Premise 2: Hegel's entire philosophical system, his dialectic, his categories (Being, Nothing, Becoming, Essence, etc.), his critique of abstract identity, his concept of self-related negativity, his doctrine of sublation (Aufhebung), is presented as substantive philosophical work that advances understanding.
Premise 3: Every single element of Hegel's system requires:
--Distinguishing one concept from another (Being from Nothing, Essence from Appearance, opposition, negation, sublation).
--Maintaining stable reference to these concepts throughout thousands of pages of argumentation.
--Tracking the "movement" from one category to another (which requires identifying what came before and what comes after).
--Communicating determinate meanings where each term means.
--Distinguishing his dialectical system from competing philosophical systems.
--Preserving the identity of concepts even as they allegedly sublate into their opposites.
Premise 4: Every activity listed in Premise 3 necessarily presupposes and employs the law of identity. Without A = A, Hegel cannot distinguish anything from anything else, cannot refer to any concept determinately, cannot construct any argument, and cannot communicate any meaning whatsoever.
Premise 5: Therefore, Hegel's entire philosophical system (every premise, every conclusion, every dialectical move, every page of the Science of Logic) is constructed using and depends entirely upon the law of identity.

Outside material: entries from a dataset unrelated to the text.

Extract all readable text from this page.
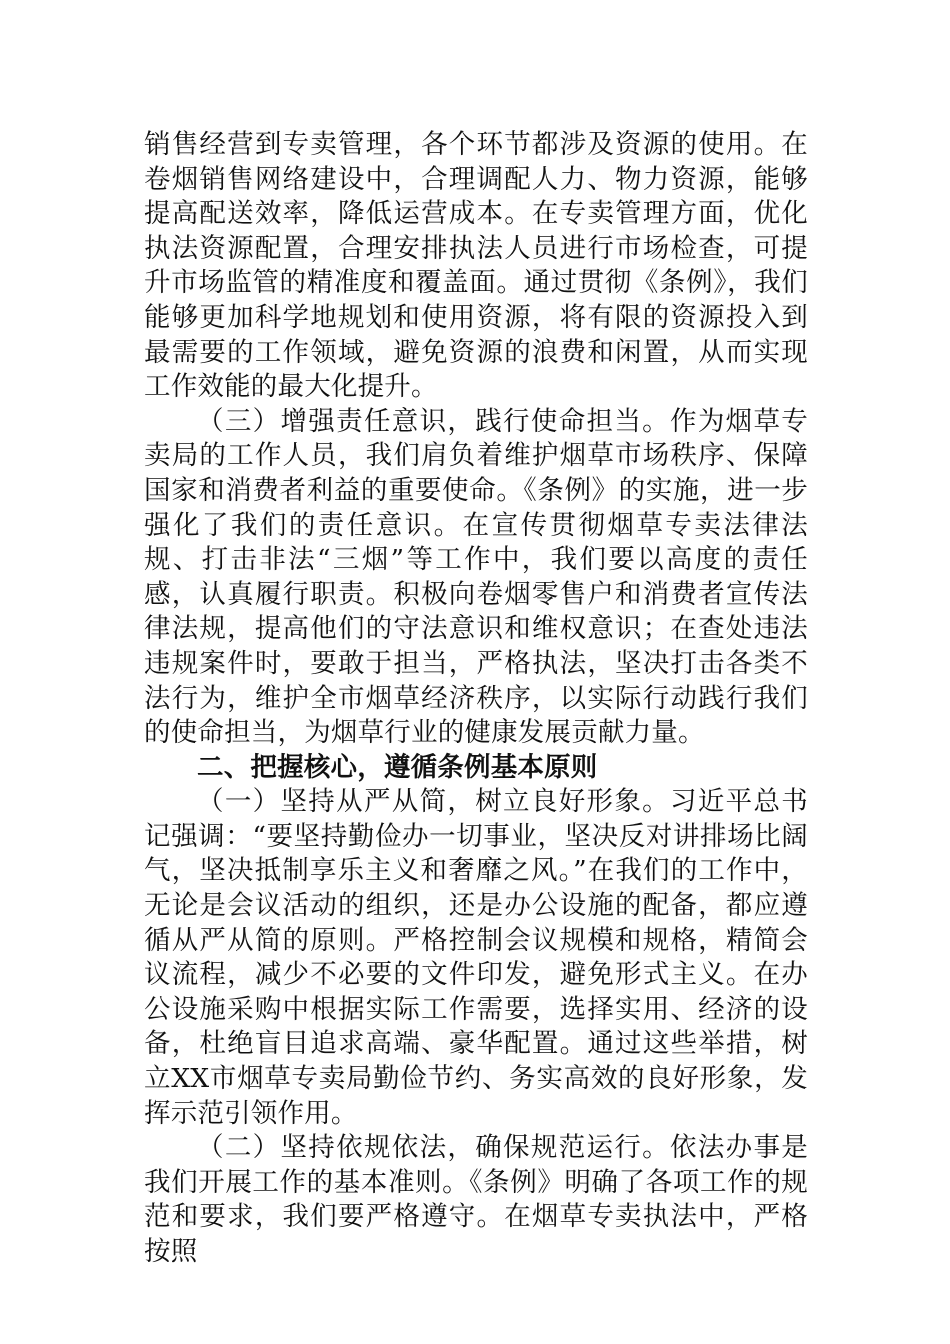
销售经营到专卖管理，各个环节都涉及资源的使用。在卷烟销售网络建设中，合理调配人力、物力资源，能够提高配送效率，降低运营成本。在专卖管理方面，优化执法资源配置，合理安排执法人员进行市场检查，可提升市场监管的精准度和覆盖面。通过贯彻《条例》，我们能够更加科学地规划和使用资源，将有限的资源投入到最需要的工作领域，避免资源的浪费和闲置，从而实现工作效能的最大化提升。

（三）增强责任意识，践行使命担当。作为烟草专卖局的工作人员，我们肩负着维护烟草市场秩序、保障国家和消费者利益的重要使命。《条例》的实施，进一步强化了我们的责任意识。在宣传贯彻烟草专卖法律法规、打击非法“三烟”等工作中，我们要以高度的责任感，认真履行职责。积极向卷烟零售户和消费者宣传法律法规，提高他们的守法意识和维权意识；在查处违法违规案件时，要敢于担当，严格执法，坚决打击各类不法行为，维护全市烟草经济秩序，以实际行动践行我们的使命担当，为烟草行业的健康发展贡献力量。

二、把握核心，遵循条例基本原则

（一）坚持从严从简，树立良好形象。习近平总书记强调：“要坚持勤俭办一切事业，坚决反对讲排场比阔气，坚决抵制享乐主义和奢靡之风。”在我们的工作中，无论是会议活动的组织，还是办公设施的配备，都应遵循从严从简的原则。严格控制会议规模和规格，精简会议流程，减少不必要的文件印发，避免形式主义。在办公设施采购中根据实际工作需要，选择实用、经济的设备，杜绝盲目追求高端、豪华配置。通过这些举措，树立XX市烟草专卖局勤俭节约、务实高效的良好形象，发挥示范引领作用。

（二）坚持依规依法，确保规范运行。依法办事是我们开展工作的基本准则。《条例》明确了各项工作的规范和要求，我们要严格遵守。在烟草专卖执法中，严格按照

Conclusion: Hegel's position is radically self-contradictory. He uses the law of identity to build an entire systematic philosophy, while claiming that very law is an "empty tautology" that accomplishes nothing. He saws off the branch on which he sits. His dismissal of identity is therefore performatively self-refuting, and his entire system collapses into incoherence the moment we notice that it is built entirely on the foundation he declares empty.
The Totalized Dilemma:
Either:
- The law of identity enables substantive philosophical work → then Hegel's entire system confirms identity's necessity (contradicting his dismissal), OR
 - The law of identity enables no substantive work → then Hegel's entire system accomplishes nothing (self-refuting)
 
The Inescapable Consequence:
Hegel cannot write a single meaningful sentence, construct a single argument, or articulate a single dialectical category without employing the very principle he dismisses. His system is not built against the law of identity, it is built with it, on it, through it, and because of it. The dismissal is therefore not just false but absurdly, demonstrably, undeniably false at every point in his corpus.